Caszely pasó meses con el teléfono intervenido, cambiando de número con
frecuencia. Pero el dolor era mayor y más trascendente que la persecución. «Mi
mamá se fue a la tumba con esa herida abierta», reconoce el exjugador en
conversación con el autor de este libro. Eso sí: en el plebiscito del 5 de octubre de
1988 ganó el no, con el 56% de los apoyos. Quién sabe cuántos votos arrastró el
testimonio de la señora Olga Garrido.
Caszely estudió Periodismo cuando se retiró y logró trabajar en la televisión.
Además, montó una escuela. Sin embargo, como reconoce, lo más grande que le ha
ocurrido nunca no tiene nada que ver con los focos y las luces. «Un día se me acercó
un minero de una región del sur de mi país y me dijo: “Carlitos, tú eres nuestra voz”.

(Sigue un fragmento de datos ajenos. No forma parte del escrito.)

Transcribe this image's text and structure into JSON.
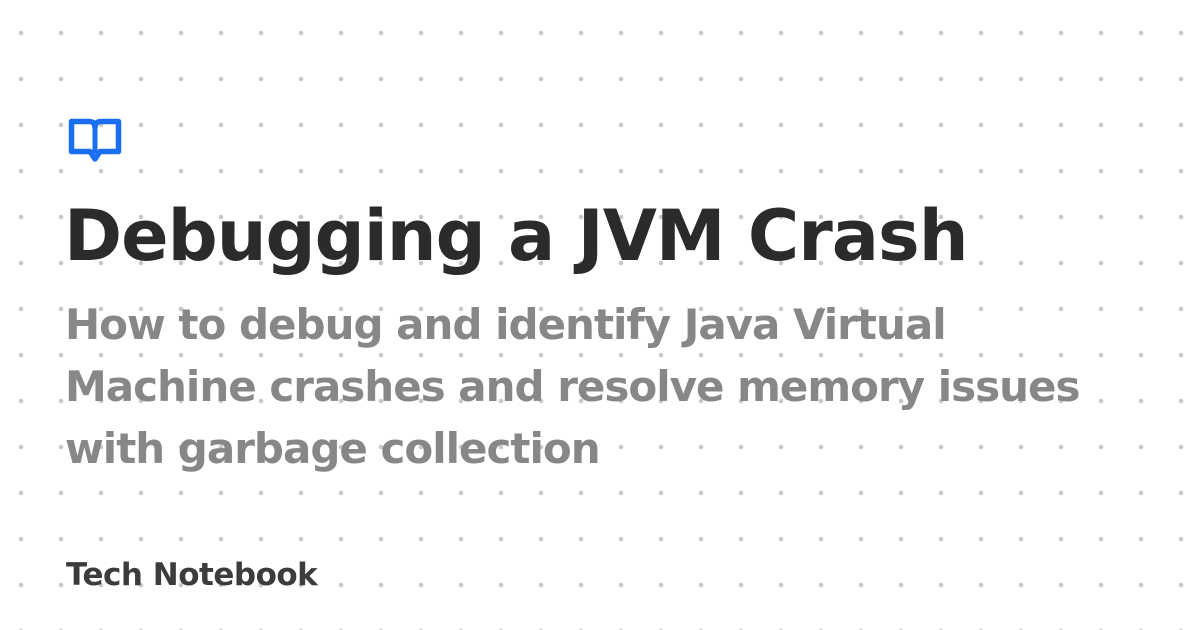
{
  "card": {
    "logo_icon": "open-book-icon",
    "title": "Debugging a JVM Crash",
    "subtitle": "How to debug and identify Java Virtual Machine crashes and resolve memory issues with garbage collection",
    "site_name": "Tech Notebook"
  },
  "colors": {
    "background": "#ffffff",
    "accent": "#1a6ff0",
    "title": "#2b2b2b",
    "subtitle": "#878787",
    "brand": "#3c3c3c",
    "pattern": "#c8c8c8"
  }
}
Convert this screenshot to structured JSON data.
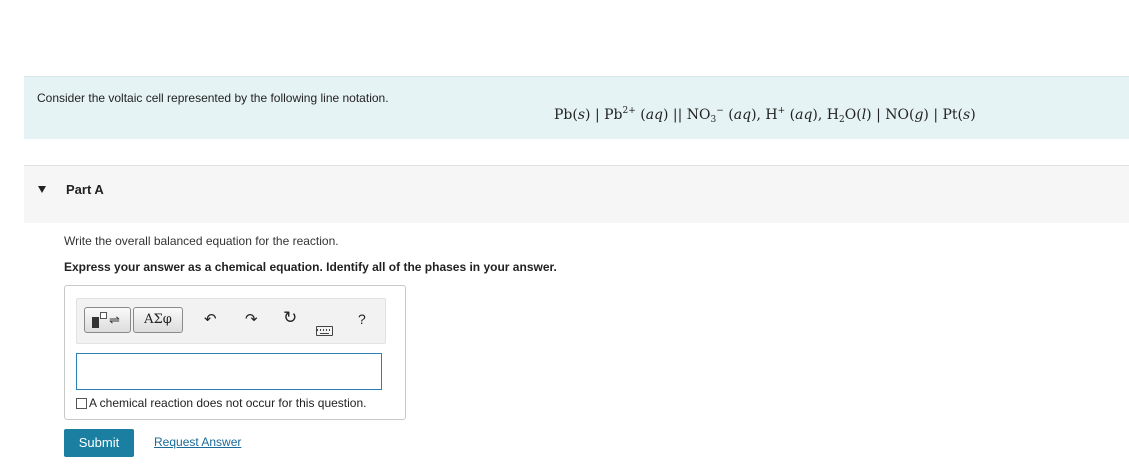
{
  "problem": {
    "intro": "Consider the voltaic cell represented by the following line notation.",
    "notation": {
      "pb1": "Pb(",
      "s1": "s",
      "close1": ") | Pb",
      "charge_pb": "2+",
      "aq1_open": " (",
      "aq1": "aq",
      "sep_bridge": ") || NO",
      "sub_no3": "3",
      "charge_no3": "−",
      "aq2_open": " (",
      "aq2": "aq",
      "h_part": "), H",
      "charge_h": "+",
      "aq3_open": " (",
      "aq3": "aq",
      "h2o_part": "), H",
      "sub_h2": "2",
      "o_part": "O(",
      "l": "l",
      "no_part": ") | NO(",
      "g": "g",
      "pt_part": ") | Pt(",
      "s2": "s",
      "end": ")"
    }
  },
  "part": {
    "label": "Part A",
    "instruction": "Write the overall balanced equation for the reaction.",
    "emphasis": "Express your answer as a chemical equation. Identify all of the phases in your answer."
  },
  "toolbar": {
    "symbols_label": "ΑΣφ",
    "templates_arrows": "⇌",
    "undo_glyph": "↶",
    "redo_glyph": "↷",
    "reset_glyph": "↻",
    "help_label": "?"
  },
  "answer": {
    "value": "",
    "no_reaction_label": "A chemical reaction does not occur for this question.",
    "no_reaction_checked": false
  },
  "actions": {
    "submit_label": "Submit",
    "request_label": "Request Answer"
  },
  "colors": {
    "intro_bg": "#e6f3f4",
    "part_bg": "#f6f6f6",
    "submit_bg": "#1a7fa1",
    "link": "#1a6a9a",
    "input_border": "#2d7fb8"
  },
  "icons": [
    "collapse-triangle-icon",
    "templates-icon",
    "undo-icon",
    "redo-icon",
    "reset-icon",
    "keyboard-icon",
    "help-icon"
  ]
}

No sé cómo pude reprimir las lágrimas», rememora.
Sin embargo, quizá la historia de Caszely con Pinochet se resume en una
anécdota ocurrida antes de que el mundo conociera el drama de su madre, aunque él,
como durante toda su vida, lo llevara clavado en el pecho. Fue otro encuentro helador
con el tirano, como todos. A punto de retirarse el futbolista, ambos mantienen una
conversación en la que el general le hace una broma que, viniendo de quien venía,
atormenta por macabra. «Usted, siempre con su corbata roja. No se separa nunca de
ella», le dice Pinochet. «Así es, Presidente. La llevo al lado del corazón», le responde
el todavía futbolista en activo. «Aquí le cortaría yo esa corbata», sonríe
macabramente el dictador mientras hace el gesto de unas tijeras. No pudo cortarle
nada. Ni la corbata ni las alas rojas.